There was one man who posed with complete disdain for my sketching session. He wrote me later that since he did not have much to do, he spent the session planning a tour itinerary.
By far, the most interesting part of what I do is asking people if they would pose naked for me. They instantly imagine I have ulterior motives. Very few take the offer at its face value. I get varied reactions—chiefly outrage, of course. I am told: “Are you out of your mind?” “Do you know what you are asking?” “You dirty pervert.” A 35-year-old working woman tersely said, “I am married.” “So bring your husband along,” I said. (She later posed for me, but not in her husband’s presence.)
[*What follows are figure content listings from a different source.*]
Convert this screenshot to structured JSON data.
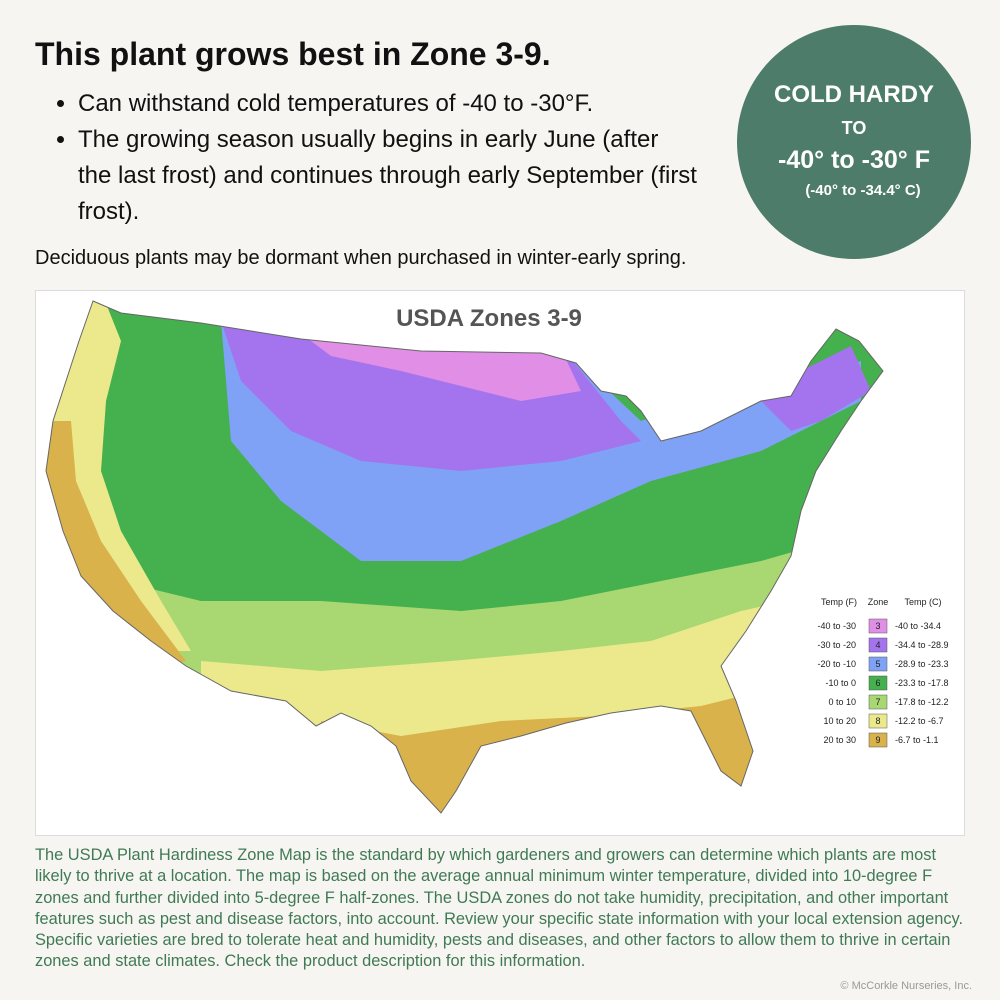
{
  "header": {
    "title": "This plant grows best in Zone 3-9.",
    "bullets": [
      "Can withstand cold temperatures of -40 to -30°F.",
      "The growing season usually begins in early June (after the last frost) and continues through early September (first frost)."
    ]
  },
  "badge": {
    "line1": "COLD HARDY",
    "line2": "TO",
    "line3": "-40° to -30° F",
    "line4": "(-40° to -34.4° C)"
  },
  "note": "Deciduous plants may be dormant when purchased in winter-early spring.",
  "map": {
    "title": "USDA Zones 3-9",
    "legend": {
      "headers": [
        "Temp (F)",
        "Zone",
        "Temp (C)"
      ],
      "rows": [
        {
          "temp_f": "-40 to -30",
          "zone": "3",
          "temp_c": "-40 to -34.4",
          "color": "#e08ee6"
        },
        {
          "temp_f": "-30 to -20",
          "zone": "4",
          "temp_c": "-34.4 to -28.9",
          "color": "#a374ee"
        },
        {
          "temp_f": "-20 to -10",
          "zone": "5",
          "temp_c": "-28.9 to -23.3",
          "color": "#80a2f6"
        },
        {
          "temp_f": "-10 to 0",
          "zone": "6",
          "temp_c": "-23.3 to -17.8",
          "color": "#44b04e"
        },
        {
          "temp_f": "0 to 10",
          "zone": "7",
          "temp_c": "-17.8 to -12.2",
          "color": "#a9d872"
        },
        {
          "temp_f": "10 to 20",
          "zone": "8",
          "temp_c": "-12.2 to -6.7",
          "color": "#ece98c"
        },
        {
          "temp_f": "20 to 30",
          "zone": "9",
          "temp_c": "-6.7 to -1.1",
          "color": "#dab24c"
        }
      ]
    }
  },
  "description": "The USDA Plant Hardiness Zone Map is the standard by which gardeners and growers can determine which plants are most likely to thrive at a location. The map is based on the average annual minimum winter temperature, divided into 10-degree F zones and further divided into 5-degree F half-zones. The USDA zones do not take humidity, precipitation, and other important features such as pest and disease factors, into account. Review your specific state information with your local extension agency. Specific varieties are bred to tolerate heat and humidity, pests and diseases, and other factors to allow them to thrive in certain zones and state climates. Check the product description for this information.",
  "copyright": "© McCorkle Nurseries, Inc."
}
Another friend did not know how to react. She just got up and left. Later she wrote back: ‘I can try.’ There are some who are fairly cool about it. “I knew this was coming,” a friend told me, but refused. I took out a writer friend for dinner and asked her. “You didn’t have to take me out to ask me this,” she said. She posed for me after a year. There were two subjects who smiled to tell me, “I am not coming just for sketching.” So I am tempted to believe that people who agree to pose are looking for some adventure.
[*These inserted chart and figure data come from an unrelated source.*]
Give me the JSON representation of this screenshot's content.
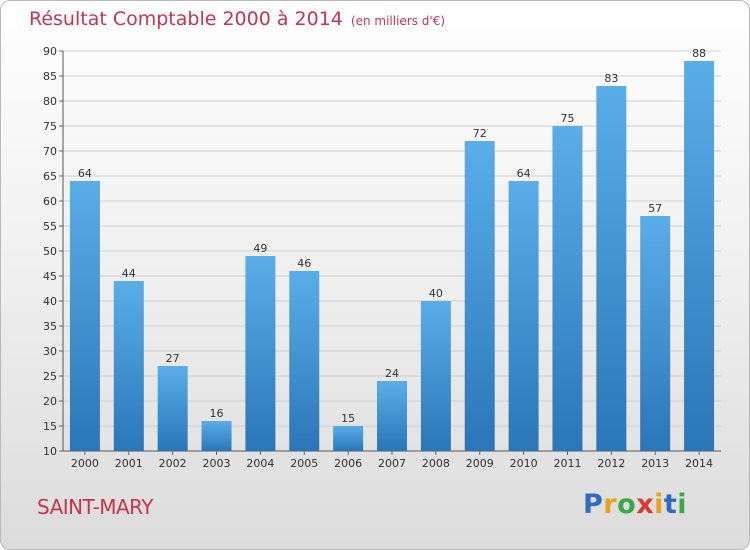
{
  "header": {
    "title": "Résultat Comptable 2000 à 2014",
    "subtitle": "(en milliers d'€)"
  },
  "footer": {
    "commune": "SAINT-MARY",
    "logo_letters": [
      "P",
      "r",
      "o",
      "x",
      "i",
      "t",
      "i"
    ],
    "logo_colors": [
      "#2f6bc2",
      "#e8a21a",
      "#3aa844",
      "#d93a2b",
      "#e8a21a",
      "#2f6bc2",
      "#3aa844"
    ]
  },
  "chart_data": {
    "type": "bar",
    "title": "Résultat Comptable 2000 à 2014",
    "xlabel": "",
    "ylabel": "",
    "categories": [
      "2000",
      "2001",
      "2002",
      "2003",
      "2004",
      "2005",
      "2006",
      "2007",
      "2008",
      "2009",
      "2010",
      "2011",
      "2012",
      "2013",
      "2014"
    ],
    "values": [
      64,
      44,
      27,
      16,
      49,
      46,
      15,
      24,
      40,
      72,
      64,
      75,
      83,
      57,
      88
    ],
    "ylim": [
      10,
      90
    ],
    "yticks": [
      10,
      15,
      20,
      25,
      30,
      35,
      40,
      45,
      50,
      55,
      60,
      65,
      70,
      75,
      80,
      85,
      90
    ],
    "grid": true,
    "bar_color_top": "#5aaee8",
    "bar_color_bottom": "#2a76b8",
    "grid_color": "#cfcfcf"
  }
}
I offered to sketch a girl in her late twenties, a fat-salaried employee with an MNC in Gurgoan. She agreed. Two hours before she was to arrive, she called to say that her boyfriend would accompany her. I would lie if I say I was not disappointed. I told her that my room has seating for six; she could get her boyfriend and three others as well. But she arrived with just her boyfriend. As I was sketching her, she kept discussing plans to redo her wardrobe. After a point, the boyfriend felt ignored. So he said he wants to be sketched too. He stripped, dropping all inhibitions in an instant; his girlfriend had a hey-you-were-not-supposed-to-do-this kind of expression on her face. I sketched them both.
On another occasion, I sketched a girl in the company of six of her friends (all clothed).
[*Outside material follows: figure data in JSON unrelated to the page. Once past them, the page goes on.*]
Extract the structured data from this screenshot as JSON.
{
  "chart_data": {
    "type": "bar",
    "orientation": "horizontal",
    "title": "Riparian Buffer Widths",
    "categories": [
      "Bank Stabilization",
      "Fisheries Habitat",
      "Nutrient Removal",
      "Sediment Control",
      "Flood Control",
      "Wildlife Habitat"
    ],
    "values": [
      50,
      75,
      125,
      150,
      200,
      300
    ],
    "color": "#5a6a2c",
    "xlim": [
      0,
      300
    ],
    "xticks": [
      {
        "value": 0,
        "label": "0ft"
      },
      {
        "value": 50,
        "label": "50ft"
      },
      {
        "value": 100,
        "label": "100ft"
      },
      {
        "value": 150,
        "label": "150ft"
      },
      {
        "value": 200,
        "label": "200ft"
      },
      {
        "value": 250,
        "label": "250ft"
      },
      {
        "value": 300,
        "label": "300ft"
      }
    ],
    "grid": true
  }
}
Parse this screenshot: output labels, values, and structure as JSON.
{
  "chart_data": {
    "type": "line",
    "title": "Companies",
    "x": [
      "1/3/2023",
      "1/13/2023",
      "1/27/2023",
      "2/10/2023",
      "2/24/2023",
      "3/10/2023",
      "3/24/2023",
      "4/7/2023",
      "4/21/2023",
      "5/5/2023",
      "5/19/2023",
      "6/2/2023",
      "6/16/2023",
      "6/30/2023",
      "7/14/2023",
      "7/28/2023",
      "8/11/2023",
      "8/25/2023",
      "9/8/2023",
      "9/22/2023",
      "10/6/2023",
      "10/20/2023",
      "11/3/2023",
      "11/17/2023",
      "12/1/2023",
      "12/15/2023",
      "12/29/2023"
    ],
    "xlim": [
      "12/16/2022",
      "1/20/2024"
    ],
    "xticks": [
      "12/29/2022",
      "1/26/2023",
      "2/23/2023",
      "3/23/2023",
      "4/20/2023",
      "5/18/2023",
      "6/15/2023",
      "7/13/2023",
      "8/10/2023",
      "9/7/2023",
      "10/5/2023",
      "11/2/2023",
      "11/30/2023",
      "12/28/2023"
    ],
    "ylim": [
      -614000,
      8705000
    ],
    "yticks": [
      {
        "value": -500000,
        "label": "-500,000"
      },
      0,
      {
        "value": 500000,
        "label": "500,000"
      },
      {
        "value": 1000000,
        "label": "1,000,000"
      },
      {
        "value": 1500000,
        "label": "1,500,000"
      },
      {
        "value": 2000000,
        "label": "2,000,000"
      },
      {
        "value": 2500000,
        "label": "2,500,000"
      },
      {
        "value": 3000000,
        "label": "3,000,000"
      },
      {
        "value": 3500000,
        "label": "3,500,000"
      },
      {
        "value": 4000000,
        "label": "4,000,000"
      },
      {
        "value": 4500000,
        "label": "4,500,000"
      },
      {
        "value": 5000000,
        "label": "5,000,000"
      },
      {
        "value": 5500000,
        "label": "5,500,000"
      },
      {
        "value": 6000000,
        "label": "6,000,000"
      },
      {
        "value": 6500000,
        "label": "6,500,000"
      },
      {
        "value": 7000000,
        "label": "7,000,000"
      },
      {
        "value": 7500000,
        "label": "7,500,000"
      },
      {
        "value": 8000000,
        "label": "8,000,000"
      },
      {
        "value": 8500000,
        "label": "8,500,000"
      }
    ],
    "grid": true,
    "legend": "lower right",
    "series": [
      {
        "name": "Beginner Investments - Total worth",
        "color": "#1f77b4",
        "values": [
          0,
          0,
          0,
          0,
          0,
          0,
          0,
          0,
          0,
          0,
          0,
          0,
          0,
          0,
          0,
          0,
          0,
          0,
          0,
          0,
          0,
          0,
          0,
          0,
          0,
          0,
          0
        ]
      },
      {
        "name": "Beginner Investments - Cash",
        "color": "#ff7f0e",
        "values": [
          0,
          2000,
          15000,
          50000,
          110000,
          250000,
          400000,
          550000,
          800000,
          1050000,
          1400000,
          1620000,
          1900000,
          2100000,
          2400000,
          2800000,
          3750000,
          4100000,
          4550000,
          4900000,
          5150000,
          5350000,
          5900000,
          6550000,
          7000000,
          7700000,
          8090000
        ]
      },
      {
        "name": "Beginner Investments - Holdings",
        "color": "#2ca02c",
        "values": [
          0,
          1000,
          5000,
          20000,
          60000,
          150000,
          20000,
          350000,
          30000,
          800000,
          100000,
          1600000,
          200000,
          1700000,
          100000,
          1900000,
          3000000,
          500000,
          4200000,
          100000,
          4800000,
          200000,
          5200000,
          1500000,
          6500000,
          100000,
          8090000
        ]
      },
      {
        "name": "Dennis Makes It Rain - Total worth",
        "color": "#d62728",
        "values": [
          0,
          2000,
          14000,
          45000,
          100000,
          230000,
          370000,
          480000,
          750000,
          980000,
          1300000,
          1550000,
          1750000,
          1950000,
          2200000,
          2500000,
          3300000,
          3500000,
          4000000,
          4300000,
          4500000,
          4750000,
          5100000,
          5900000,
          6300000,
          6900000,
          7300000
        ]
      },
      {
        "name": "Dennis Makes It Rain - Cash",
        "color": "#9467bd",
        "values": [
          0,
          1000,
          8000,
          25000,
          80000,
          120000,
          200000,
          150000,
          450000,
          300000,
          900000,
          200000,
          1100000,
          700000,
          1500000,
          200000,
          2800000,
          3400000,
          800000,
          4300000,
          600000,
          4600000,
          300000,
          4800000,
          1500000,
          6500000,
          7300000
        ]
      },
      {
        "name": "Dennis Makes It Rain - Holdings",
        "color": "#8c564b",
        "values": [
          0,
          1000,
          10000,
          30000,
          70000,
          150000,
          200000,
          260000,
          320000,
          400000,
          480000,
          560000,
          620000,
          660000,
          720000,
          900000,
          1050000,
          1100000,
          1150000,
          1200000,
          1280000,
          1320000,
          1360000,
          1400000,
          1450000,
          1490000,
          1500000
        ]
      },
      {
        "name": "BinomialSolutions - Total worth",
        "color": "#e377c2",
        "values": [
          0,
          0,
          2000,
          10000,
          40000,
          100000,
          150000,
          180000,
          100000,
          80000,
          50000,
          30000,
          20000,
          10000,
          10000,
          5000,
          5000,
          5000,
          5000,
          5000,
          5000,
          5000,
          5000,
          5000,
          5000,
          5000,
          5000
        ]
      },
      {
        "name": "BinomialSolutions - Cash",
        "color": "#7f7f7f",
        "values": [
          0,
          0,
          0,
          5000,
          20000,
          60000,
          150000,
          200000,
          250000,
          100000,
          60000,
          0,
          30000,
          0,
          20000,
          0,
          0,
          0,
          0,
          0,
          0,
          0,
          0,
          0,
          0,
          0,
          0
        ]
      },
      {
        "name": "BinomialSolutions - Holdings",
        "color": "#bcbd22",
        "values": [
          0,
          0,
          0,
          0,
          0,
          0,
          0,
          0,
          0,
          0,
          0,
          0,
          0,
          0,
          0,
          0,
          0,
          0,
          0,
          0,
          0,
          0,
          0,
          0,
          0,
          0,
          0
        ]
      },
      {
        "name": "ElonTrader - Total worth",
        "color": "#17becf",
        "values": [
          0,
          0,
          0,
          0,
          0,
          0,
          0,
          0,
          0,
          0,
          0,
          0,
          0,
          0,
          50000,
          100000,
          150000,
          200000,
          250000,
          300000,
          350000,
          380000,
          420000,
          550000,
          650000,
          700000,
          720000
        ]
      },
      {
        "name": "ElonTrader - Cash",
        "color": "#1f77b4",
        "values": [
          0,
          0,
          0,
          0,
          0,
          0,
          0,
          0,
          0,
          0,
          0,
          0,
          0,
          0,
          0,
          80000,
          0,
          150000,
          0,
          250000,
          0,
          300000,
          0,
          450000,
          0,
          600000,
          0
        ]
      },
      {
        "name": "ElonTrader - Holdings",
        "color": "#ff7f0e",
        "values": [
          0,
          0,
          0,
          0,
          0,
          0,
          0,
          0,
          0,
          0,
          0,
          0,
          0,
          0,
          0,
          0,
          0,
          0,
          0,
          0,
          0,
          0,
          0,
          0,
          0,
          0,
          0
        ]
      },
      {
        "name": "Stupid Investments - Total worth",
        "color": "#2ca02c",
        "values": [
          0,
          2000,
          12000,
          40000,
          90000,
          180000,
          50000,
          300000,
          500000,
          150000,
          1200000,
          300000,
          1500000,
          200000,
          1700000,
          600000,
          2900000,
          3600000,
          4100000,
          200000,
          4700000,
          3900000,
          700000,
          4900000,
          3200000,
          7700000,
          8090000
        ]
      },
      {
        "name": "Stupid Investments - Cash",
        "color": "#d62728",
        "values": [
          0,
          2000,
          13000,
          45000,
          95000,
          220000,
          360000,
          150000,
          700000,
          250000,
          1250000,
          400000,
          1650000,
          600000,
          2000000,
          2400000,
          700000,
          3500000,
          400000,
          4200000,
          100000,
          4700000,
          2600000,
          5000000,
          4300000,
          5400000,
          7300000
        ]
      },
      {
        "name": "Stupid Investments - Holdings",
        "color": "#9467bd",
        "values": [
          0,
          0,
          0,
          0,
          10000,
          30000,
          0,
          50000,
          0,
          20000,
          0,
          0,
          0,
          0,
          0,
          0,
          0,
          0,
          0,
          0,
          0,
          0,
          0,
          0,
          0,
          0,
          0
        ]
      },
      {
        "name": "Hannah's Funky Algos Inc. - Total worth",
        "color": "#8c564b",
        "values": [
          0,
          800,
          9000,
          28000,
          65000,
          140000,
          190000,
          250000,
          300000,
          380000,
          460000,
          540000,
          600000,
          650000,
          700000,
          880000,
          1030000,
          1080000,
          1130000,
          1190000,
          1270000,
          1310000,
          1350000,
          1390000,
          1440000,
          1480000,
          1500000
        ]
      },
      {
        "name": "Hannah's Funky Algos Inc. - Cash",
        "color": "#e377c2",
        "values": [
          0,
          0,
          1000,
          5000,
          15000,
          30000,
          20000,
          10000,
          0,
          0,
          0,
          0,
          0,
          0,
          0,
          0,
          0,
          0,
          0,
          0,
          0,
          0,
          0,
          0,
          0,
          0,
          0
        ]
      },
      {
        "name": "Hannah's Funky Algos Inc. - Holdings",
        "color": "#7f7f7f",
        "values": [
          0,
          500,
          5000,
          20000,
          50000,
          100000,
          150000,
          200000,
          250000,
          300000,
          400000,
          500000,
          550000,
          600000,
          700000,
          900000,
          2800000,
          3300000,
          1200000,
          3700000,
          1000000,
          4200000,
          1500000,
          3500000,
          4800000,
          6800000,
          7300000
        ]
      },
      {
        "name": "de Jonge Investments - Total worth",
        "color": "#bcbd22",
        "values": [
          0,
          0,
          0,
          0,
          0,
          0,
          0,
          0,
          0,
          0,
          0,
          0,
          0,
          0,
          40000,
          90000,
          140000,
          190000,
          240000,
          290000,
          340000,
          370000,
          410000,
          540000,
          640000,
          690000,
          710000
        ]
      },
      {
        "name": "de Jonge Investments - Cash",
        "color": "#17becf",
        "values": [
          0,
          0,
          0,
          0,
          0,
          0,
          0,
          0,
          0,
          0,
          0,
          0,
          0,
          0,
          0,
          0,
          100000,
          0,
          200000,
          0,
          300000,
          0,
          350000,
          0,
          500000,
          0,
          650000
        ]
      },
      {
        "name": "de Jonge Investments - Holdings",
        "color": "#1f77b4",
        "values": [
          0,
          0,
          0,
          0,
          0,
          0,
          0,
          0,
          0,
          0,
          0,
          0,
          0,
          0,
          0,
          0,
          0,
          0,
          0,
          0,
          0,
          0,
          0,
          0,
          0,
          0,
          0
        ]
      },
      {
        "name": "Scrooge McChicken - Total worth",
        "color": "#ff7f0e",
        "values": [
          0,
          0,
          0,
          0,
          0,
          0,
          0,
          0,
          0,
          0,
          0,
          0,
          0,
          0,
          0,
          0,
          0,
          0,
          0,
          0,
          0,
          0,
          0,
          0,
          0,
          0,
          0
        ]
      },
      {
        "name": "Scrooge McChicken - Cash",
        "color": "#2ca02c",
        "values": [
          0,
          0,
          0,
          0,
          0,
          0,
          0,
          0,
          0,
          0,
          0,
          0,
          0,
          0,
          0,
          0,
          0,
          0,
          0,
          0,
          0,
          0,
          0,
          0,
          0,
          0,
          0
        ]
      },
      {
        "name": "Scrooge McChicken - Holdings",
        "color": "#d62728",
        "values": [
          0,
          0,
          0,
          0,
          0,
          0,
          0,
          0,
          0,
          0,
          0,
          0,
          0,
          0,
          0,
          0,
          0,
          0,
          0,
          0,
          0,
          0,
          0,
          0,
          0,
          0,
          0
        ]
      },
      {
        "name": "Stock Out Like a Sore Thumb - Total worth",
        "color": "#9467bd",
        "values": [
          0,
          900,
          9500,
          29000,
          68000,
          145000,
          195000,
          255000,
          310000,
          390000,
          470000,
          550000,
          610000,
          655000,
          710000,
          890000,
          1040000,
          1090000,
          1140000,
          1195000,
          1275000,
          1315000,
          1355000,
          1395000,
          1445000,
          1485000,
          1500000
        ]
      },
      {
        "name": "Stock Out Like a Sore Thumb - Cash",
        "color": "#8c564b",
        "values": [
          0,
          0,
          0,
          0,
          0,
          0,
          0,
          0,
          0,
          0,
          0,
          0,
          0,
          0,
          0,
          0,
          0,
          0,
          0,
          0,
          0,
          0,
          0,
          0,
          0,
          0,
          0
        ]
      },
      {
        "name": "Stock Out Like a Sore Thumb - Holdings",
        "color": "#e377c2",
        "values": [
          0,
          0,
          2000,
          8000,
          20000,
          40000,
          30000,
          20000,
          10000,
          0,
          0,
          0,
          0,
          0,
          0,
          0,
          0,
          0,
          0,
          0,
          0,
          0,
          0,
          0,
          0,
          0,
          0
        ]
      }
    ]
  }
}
An interracial couple gave me a picture of a nude couple. They wanted me to sketch them in the same pose. I was serving out their fetish. Then, another girl, a photographer, preferred being sketched outdoors. I sketched her on the bank of the Yamuna just off Delhi’s Ring Road, near Humayun’s Tomb. We went early one morning in May to avoid curious onlookers. An Englishman insisted that he be sketched on the first floor balcony of his DDA flat in Sarita Vihar, Delhi, in full view of other flats. I declined; I didn’t want to draw attention. A girl got me to do micro-anatomical aspects of her body; the sketches looked surreal, they didn’t look human. An athlete stood on one leg, the other stretched back, while he bent forward with his arms widespread like the wings of a falcon. A photographer clicked pictures of me while I sketched him.
I have sketched a French environmentalist, a 34-year-old slender man, in his paying guest accommodation in Greater Kailash-I, Delhi. The landlady, a fat Punjabi auntie, kept knocking at the door for some reason. “Come out,” she would yell. The subject asked the auntie’s son, a college-going boy, into the room and explained what was happening, inviting him to sit through the session. They never knocked the door after this. The French environmentalist was asked to move out of the apartment the very next morning.
I wonder why the human species started wearing clothes in the first place. Perhaps to facilitate migrations to colder climes? To help insecure men conceal their penis sizes? Hygiene? Whatever the reasons, clothes were never meant to hide. Just protect.